La Fontaine de Jouvence

83 13 0
                                    



Il était une fois un vieux charbonnier qui vivait avec son épouse, elle aussi extrêmement âgée. Le vieil homme se nommait Yoshiba, sa femme Fumi. Ils habitaient sur l'île sacrée de Mija Jivora, la plus petite de l'archipel du Japon, et aussi la plus jolie. 

Couverte de pins, l'île était entourée de la mer la plus bleue et transparente qu'on puisse imaginer, alors que le ciel, lui, est d'une blancheur diaphane.

Les deux anciens étaient admirés par tout le reste de la communauté, pour deux qualités principales: leur résignation et leur résistance, à un moment de leur vie où il fallait accepter les avatars de l'existence, ainsi que leur amour mutuel, dont la flamme n'avait jamais vacillé en cinquante ans de vie commune.

Pourtant, leur mariage avait été consenti par leurs familles respectives. 

Fumi n'avait jamais vu Yoshiba avant ses noces, et ce dernier l'avait seulement une fois aperçue, caché derrière une paire de rideaux. Il n'avait pu s'empêcher alors d'admirer l'ovale de son visage, la grâce de ses traits et la douceur de son regard. Depuis le jour de leur mariage, l'adoration et l'admiration furent mutuelles. 

Du fruit de leurs amours naquirent trois fils, beaux et forts, qui ne purent pourtant pas lutter contre la force des éléments le jour où leur embarcation sombra dans les flots, les perdant à jamais.

Bien que Yoshiba et Fumi dissimulaient leur accablement à leurs voisins, lorsqu'ils se retrouvaient seuls, ils pleuraient dans les bras l'un de l'autre, séchant leurs larmes dans les larges manches de leur kimono . Dans l'espace central de leur maison, ils avaient construit un autel, en mémoire de leurs fils et, chaque nuit, ils apportaient des offrandes et se recueillaient. 

Mais ces derniers temps, une autre préoccupation avait saisi leur cœur: ils étaient tous deux déjà bien vieux, et savaient qu'à présent leurs jours étaient comptés. Ils réalisèrent qu'aucun d'entre eux ne pourrait survivre si l'autre venait à mourir.

Un après-midi, Yoshiba ressentit le besoin de se rendre sur le lieu où il avait travaillé pendant plus de cinquante ans. Mais en arrivant dans une clairière dans la forêt, en observant les arbres, il se rendit compte que quelque chose avait changé. En regardant au pied du plus grand des arbres, Yoshiba remarqua une petite source d'eau claire et cristalline qui, en coulant, semblait chanter une mélodie enchanteresse. Le vieil homme fut pris d'une soif irrépressible, et s'approcha afin de se désaltérer. 

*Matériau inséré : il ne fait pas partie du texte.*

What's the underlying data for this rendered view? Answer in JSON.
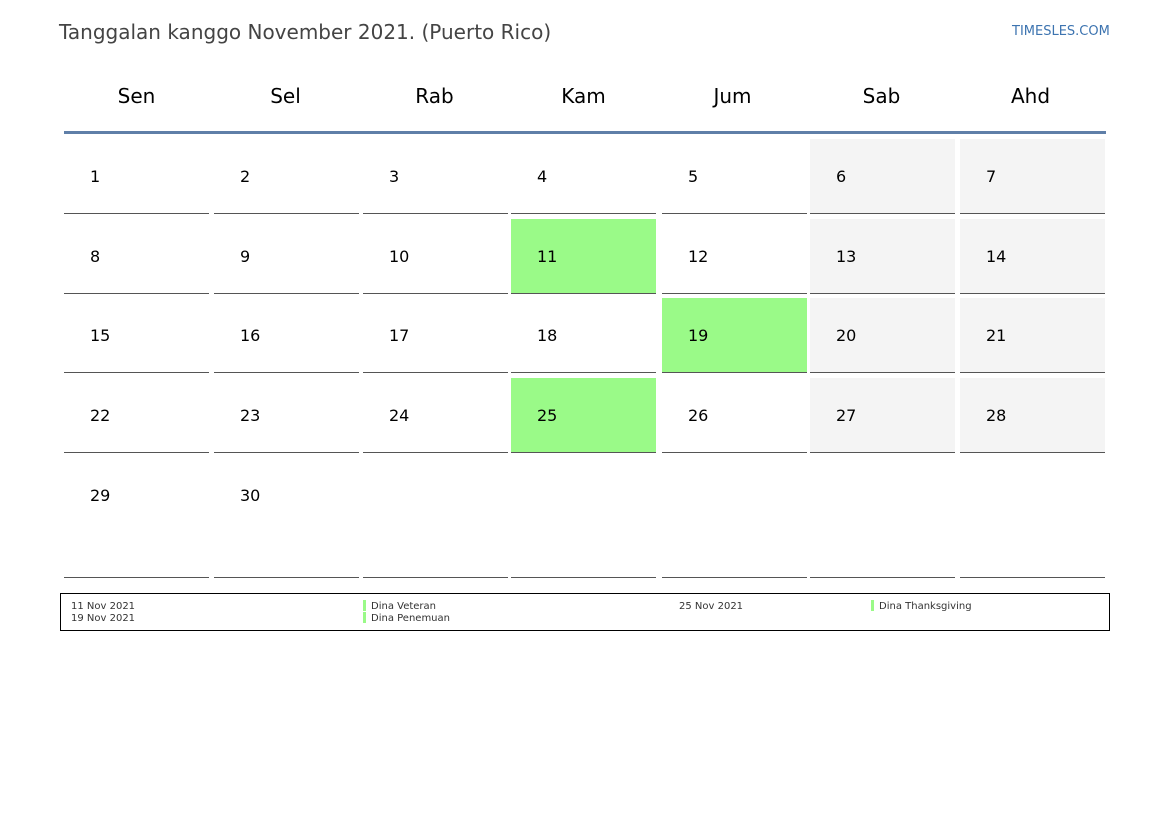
{
  "header": {
    "title": "Tanggalan kanggo November 2021. (Puerto Rico)",
    "site": "TIMESLES.COM"
  },
  "calendar": {
    "weekdays": [
      "Sen",
      "Sel",
      "Rab",
      "Kam",
      "Jum",
      "Sab",
      "Ahd"
    ],
    "weeks": [
      [
        {
          "day": "1"
        },
        {
          "day": "2"
        },
        {
          "day": "3"
        },
        {
          "day": "4"
        },
        {
          "day": "5"
        },
        {
          "day": "6",
          "weekend": true
        },
        {
          "day": "7",
          "weekend": true
        }
      ],
      [
        {
          "day": "8"
        },
        {
          "day": "9"
        },
        {
          "day": "10"
        },
        {
          "day": "11",
          "holiday": true
        },
        {
          "day": "12"
        },
        {
          "day": "13",
          "weekend": true
        },
        {
          "day": "14",
          "weekend": true
        }
      ],
      [
        {
          "day": "15"
        },
        {
          "day": "16"
        },
        {
          "day": "17"
        },
        {
          "day": "18"
        },
        {
          "day": "19",
          "holiday": true
        },
        {
          "day": "20",
          "weekend": true
        },
        {
          "day": "21",
          "weekend": true
        }
      ],
      [
        {
          "day": "22"
        },
        {
          "day": "23"
        },
        {
          "day": "24"
        },
        {
          "day": "25",
          "holiday": true
        },
        {
          "day": "26"
        },
        {
          "day": "27",
          "weekend": true
        },
        {
          "day": "28",
          "weekend": true
        }
      ],
      [
        {
          "day": "29"
        },
        {
          "day": "30"
        },
        {
          "day": ""
        },
        {
          "day": ""
        },
        {
          "day": ""
        },
        {
          "day": ""
        },
        {
          "day": ""
        }
      ]
    ]
  },
  "holidays": {
    "items": [
      {
        "date": "11 Nov 2021",
        "name": "Dina Veteran"
      },
      {
        "date": "19 Nov 2021",
        "name": "Dina Penemuan"
      },
      {
        "date": "25 Nov 2021",
        "name": "Dina Thanksgiving"
      }
    ]
  },
  "colors": {
    "holiday": "#9afa88",
    "weekend": "#f4f4f4",
    "header_rule": "#5f7fa8",
    "link": "#3d74b0"
  }
}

Il s'abreuva pendant de longues minutes, sa soif étant toujours intense... enfin apaisé, il eut la vision de son reflet dans la source. Un véritable choc, un miracle! 

Les rides profondes couvrant son visage avaient cédé la place à sa peau lisse de jeune homme, sa chevelure, grise et éparse, avait retrouvé sa densité et son beau noir de jais d'antan, et son corps, qui n'était que douleur, était souple et fort comme avant! 

Yoshiba avait bel et bien rajeuni. Il courut vers son épouse pour lui faire vivre cette expérience inouï et magique! 

Fumi eut du mal à reconnaître son vieux mari sous les traits du jeune homme qu'il était redevenu, mais, les larmes lui montant aux yeux lorsqu'il lui raconta son expérience, elle le suivit avec une légère appréhension mêlée de curiosité.

 Le lendemain, tôt le matin, elle se dirigea vers la source. Yoshida garda la maison. Le temps passa. Il commença à s'inquiéter. Au bout d'un certain temps, il partit à sa recherche. 

Il arriva à la source. Personne. Il s'apprêta à rentrer lorsqu'un bruit lui fit tourner la tête. Il s'agissait d'une vague plainte. Yoshida s'approcha de l'endroit d'où venait le bruit. 

Caché par les hautes herbes qui entouraient la source, il aperçut un tout petit enfant à peine âgé de quelques mois. Trop jeune pour pouvoir parler, il tendit ses bras vers Yoshida d'un air désespéré. Dans ses yeux, le charbonnier crut reconnaître le regard de celle qu'il avait tant aimée. 

Oui, ce petit enfant était Fumi. Fumi qui, dans sa soif d'éternelle jeunesse, avait tant bu l'eau de la source qu'elle était devenue un nourrisson.

Yoshida attacha la fillette sur son dos comme le font les Japonaises de cette époque et rentra chez lui avec la pensée qu'il devrait, à l'avenir, protéger et éduquer celle qui fut jadis sa compagne.